Catalyst Python modules are simply Python scripts that use the paraview package to define data analysis and visualization pipelines. You use these modules to define the analysis pipelines to be executed in a Catalyst-instrumented simulation code, for example.

Python defines a module as a file containing Python definitions and statements. The file name for a module is the name of the module suffixed by extension .py. Thus a module named foo will be in a file named foo.py.

Packages are a mechanism for structuring multiple modules. Essentially, if you place a bunch of .py files (aka modules) in a directory structure, that becomes a package! Of course, there's a little more to that and the Python docs are a highly recommended read. Similar to the convection to name a module using the file name, the name of the directory representing a Python package becomes the name of the package. A package can contain multiple directories (sub-packages) and Python files.

When a Python module is imported into the application, the Python statements in the module are executed. Since a Python module is a file, the execution starts with the first statement in the file and continues till the end of the file is reached or an error is encountered.

When a Python package is imported, the entry-point is defined by a file named __init__.py with in the package. Statements in this file are executed. In the simplest case, __init__.py can be an empty file, but it can also execute initialization code, including importing other modules, packages, sub-packages etc.

Catalyst Python code can be structured as modules or packages. In either case, the module (or package) is imported and then functions or variables defined on the module (or package) are checked and invoked as described in following sections.
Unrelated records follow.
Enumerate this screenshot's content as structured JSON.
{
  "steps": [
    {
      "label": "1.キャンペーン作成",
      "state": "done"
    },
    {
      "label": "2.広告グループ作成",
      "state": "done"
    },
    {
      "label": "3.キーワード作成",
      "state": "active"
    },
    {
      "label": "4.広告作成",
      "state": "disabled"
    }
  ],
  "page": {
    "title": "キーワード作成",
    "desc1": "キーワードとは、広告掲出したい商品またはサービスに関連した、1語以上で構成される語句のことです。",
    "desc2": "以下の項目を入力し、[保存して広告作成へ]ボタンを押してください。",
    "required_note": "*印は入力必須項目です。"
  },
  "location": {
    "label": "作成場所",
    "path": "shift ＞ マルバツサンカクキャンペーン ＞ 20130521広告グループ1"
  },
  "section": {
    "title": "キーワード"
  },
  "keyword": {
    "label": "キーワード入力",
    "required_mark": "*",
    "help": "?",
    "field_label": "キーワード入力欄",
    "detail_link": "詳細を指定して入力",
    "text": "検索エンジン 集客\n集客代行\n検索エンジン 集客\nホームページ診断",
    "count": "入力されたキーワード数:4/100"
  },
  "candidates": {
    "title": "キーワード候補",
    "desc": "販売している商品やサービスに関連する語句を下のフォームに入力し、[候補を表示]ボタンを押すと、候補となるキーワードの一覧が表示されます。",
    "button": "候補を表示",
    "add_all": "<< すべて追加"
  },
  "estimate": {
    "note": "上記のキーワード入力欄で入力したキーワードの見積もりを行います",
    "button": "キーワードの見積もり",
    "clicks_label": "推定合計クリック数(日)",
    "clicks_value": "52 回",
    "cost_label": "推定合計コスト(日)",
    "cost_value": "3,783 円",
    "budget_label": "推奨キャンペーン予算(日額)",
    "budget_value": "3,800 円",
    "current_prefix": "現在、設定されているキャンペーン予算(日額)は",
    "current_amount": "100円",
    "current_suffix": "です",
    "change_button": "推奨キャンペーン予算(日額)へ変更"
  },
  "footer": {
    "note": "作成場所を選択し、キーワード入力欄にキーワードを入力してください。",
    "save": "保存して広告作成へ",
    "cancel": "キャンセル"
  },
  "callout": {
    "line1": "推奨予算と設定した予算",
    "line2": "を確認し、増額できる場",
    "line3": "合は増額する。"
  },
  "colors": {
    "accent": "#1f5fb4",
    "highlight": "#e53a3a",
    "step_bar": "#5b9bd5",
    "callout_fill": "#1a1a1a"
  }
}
vtkCPPythonScriptV2Pipeline

Catalyst adaptors should use vtkCPPythonScriptV2Pipeline to execute scripts as described in this document. For older Catalyst Python scripts, i.e. those that use RequestDataDescription and DoCoProcess functions, should continue to use vtkCPPythonScriptPipeline and vtkCPPythonStringPipeline at this time. It is conceivable that we provide a wrapper that lets us use vtkCPPythonScriptV2Pipeline for these older script too, however, that has not been implemented at this time.

vtkCPPythonPipeline::DetectScriptVersion may be used to detect the version number for the script. The logic relies on the file type and presence of certain comments in the header of the file to determine which version it may be.
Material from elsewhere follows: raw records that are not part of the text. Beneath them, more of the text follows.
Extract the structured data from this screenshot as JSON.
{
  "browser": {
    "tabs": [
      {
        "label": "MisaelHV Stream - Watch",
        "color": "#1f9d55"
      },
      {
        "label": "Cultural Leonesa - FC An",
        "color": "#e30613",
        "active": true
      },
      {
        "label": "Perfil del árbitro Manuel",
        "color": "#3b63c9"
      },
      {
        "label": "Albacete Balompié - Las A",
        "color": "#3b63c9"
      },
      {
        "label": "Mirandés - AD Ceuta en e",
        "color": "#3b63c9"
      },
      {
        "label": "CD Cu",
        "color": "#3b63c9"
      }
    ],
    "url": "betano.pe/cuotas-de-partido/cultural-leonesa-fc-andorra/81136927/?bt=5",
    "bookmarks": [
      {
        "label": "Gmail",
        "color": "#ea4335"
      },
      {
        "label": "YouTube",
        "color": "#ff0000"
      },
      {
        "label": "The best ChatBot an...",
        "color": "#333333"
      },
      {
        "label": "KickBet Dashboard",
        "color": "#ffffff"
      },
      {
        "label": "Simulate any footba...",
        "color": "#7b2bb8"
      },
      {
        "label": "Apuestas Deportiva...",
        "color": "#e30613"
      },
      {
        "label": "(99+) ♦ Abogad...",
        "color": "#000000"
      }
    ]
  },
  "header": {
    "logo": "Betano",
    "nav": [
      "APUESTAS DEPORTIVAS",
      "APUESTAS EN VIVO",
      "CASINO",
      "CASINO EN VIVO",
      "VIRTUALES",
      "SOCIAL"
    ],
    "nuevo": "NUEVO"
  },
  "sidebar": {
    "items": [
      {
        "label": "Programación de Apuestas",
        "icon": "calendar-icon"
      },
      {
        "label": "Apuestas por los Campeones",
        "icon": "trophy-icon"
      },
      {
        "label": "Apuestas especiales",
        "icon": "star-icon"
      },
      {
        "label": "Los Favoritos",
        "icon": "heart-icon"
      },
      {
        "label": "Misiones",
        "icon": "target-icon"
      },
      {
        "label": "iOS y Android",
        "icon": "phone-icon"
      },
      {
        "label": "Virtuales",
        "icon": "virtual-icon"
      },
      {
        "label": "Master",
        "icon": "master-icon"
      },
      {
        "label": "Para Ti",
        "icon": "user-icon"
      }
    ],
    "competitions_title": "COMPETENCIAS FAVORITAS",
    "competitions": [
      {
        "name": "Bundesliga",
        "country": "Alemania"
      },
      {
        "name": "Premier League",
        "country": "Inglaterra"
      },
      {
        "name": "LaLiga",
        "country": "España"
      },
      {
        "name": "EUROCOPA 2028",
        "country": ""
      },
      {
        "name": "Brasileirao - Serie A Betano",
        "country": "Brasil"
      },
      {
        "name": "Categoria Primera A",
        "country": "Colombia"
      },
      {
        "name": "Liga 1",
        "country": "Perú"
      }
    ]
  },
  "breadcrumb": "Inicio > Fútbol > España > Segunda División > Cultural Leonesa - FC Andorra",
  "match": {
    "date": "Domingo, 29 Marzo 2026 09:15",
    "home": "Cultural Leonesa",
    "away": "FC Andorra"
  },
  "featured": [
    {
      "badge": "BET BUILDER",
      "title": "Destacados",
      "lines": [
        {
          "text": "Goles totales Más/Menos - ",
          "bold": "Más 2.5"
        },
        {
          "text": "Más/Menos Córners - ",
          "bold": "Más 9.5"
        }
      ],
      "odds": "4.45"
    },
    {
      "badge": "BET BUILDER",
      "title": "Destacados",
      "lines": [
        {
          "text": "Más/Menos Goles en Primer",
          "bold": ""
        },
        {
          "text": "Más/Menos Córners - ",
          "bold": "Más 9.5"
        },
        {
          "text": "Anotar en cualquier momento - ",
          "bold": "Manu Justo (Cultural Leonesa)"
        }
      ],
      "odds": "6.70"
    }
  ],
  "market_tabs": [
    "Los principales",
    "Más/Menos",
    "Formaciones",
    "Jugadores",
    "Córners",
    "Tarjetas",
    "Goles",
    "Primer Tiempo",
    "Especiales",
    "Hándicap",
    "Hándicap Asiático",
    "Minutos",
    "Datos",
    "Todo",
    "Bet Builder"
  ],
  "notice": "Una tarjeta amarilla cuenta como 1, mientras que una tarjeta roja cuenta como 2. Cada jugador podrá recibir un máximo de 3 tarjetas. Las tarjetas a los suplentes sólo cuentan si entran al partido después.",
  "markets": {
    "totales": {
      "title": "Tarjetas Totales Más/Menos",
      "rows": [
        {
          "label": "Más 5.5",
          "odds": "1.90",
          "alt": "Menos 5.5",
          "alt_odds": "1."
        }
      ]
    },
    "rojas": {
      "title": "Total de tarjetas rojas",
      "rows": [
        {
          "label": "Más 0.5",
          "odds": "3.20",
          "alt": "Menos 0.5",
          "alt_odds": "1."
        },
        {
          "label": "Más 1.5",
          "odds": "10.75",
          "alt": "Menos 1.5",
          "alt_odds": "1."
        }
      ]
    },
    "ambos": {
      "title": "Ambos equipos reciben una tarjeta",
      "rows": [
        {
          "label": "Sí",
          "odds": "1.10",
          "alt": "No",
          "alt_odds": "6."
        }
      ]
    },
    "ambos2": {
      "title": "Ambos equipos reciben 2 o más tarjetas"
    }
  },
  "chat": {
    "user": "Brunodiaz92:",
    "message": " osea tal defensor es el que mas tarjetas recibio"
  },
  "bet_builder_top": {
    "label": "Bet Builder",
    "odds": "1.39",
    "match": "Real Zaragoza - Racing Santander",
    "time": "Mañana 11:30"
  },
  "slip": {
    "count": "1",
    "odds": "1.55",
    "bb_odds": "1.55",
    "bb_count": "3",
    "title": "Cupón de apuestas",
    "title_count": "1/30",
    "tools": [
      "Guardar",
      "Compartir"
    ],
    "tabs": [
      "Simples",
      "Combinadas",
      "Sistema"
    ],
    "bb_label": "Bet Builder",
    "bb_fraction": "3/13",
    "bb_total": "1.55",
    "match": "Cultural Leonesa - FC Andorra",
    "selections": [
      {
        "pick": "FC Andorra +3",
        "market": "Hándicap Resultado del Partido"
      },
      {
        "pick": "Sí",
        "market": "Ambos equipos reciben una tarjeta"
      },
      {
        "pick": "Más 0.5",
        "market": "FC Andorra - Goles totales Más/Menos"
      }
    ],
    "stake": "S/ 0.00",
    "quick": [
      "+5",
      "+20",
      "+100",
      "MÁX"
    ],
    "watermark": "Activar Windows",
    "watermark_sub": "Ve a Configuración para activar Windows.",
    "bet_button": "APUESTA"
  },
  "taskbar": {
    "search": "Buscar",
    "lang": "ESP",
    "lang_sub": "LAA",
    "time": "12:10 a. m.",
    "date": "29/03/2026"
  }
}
Adaptors may use vtkCPPythonPipeline::CreatePipeline to create appropriate vtkCPPythonPipeline subclass based on the script version.

Structure

Now, let's look at the structure of a Catalyst Python module. The same is applicable to a Python package as well.

Visualization Pipeline

ParaView Python API, exposed via the paraview.simple module, is used to define the visualization and data analysis pipeline. The API mimics actions one would take the GUI. For example, simple script to create a Wavelet source and slice it, looks as follows:

# filename: sample1.py
from paraview.simple import *
from paraview import print_info
# print start marker
print_info("begin '%s'", __name__)
wavelet1 = Wavelet(registrationName='Wavelet1')
# create a new 'Slice'
slice1 = Slice(registrationName='Slice1', Input=wavelet1)
slice1.SliceType = 'Plane'
slice1.SliceType.Normal = [0, 0, 1]
# print end marker
print_info("end '%s'", __name__)

This same code can be used in a Catalyst Python script to setup the visualization pipeline. The only thing to note is that we need a mechanism to indicate which of the data-producers in the pipeline should be replaced by the data generated by the simulation. In Catalyst, the data produced by the simulation is available on named channels. Thus, we need to identify which named-channel corresponds to which data data-producer in the pipeline. For that, we use the registrationName attribute. In the Python script, when creating a source or a filter, one can pass in an optional argument registrationName. When the script is being executed within Catalyst, Catalyst looks to see if the registrationName matches the name of a known channel. If so, the data producer type requested (in this case Wavelet) is ignored and instead is replaced by a producer that provides simulation data as the output.

The paraview.demos.wavelet_miniapp is a miniapp that acts as a simulation producing a time value vtkImageData dataset. So we can use it to run the above script as follows:

> pvbatch -m paraview.demos.wavelet_miniapp
--script .../sample1.py
--script-version 2
--timesteps 2
( 0.550s) [pvbatch ] bridge.py:17 WARN| Warning: ParaView has been initialized before `initialize` is called
( 1.830s) [pvbatch ] wavelet_miniapp.py:97 INFO| timestep: 1/2
( 1.897s) [pvbatch ] sample1.py:6 INFO| begin 'sample1'
( 1.933s) [pvbatch ] sample1.py:16 INFO| end 'sample1'
( 1.933s) [pvbatch ] v2_internals.py:145 WARN| Module 'sample1' missing Catalyst 'options', will use a default options object
( 1.936s) [pvbatch ]vtkCPPythonScriptV2Help:432 WARN| script may not depend on simulation data; is that expected?
( 1.937s) [pvbatch ] wavelet_miniapp.py:97 INFO| timestep: 2/2
( 1.985s) [pvbatch ]vtkCPPythonScriptV2Help:432 WARN| script may not depend on simulation data; is that expected?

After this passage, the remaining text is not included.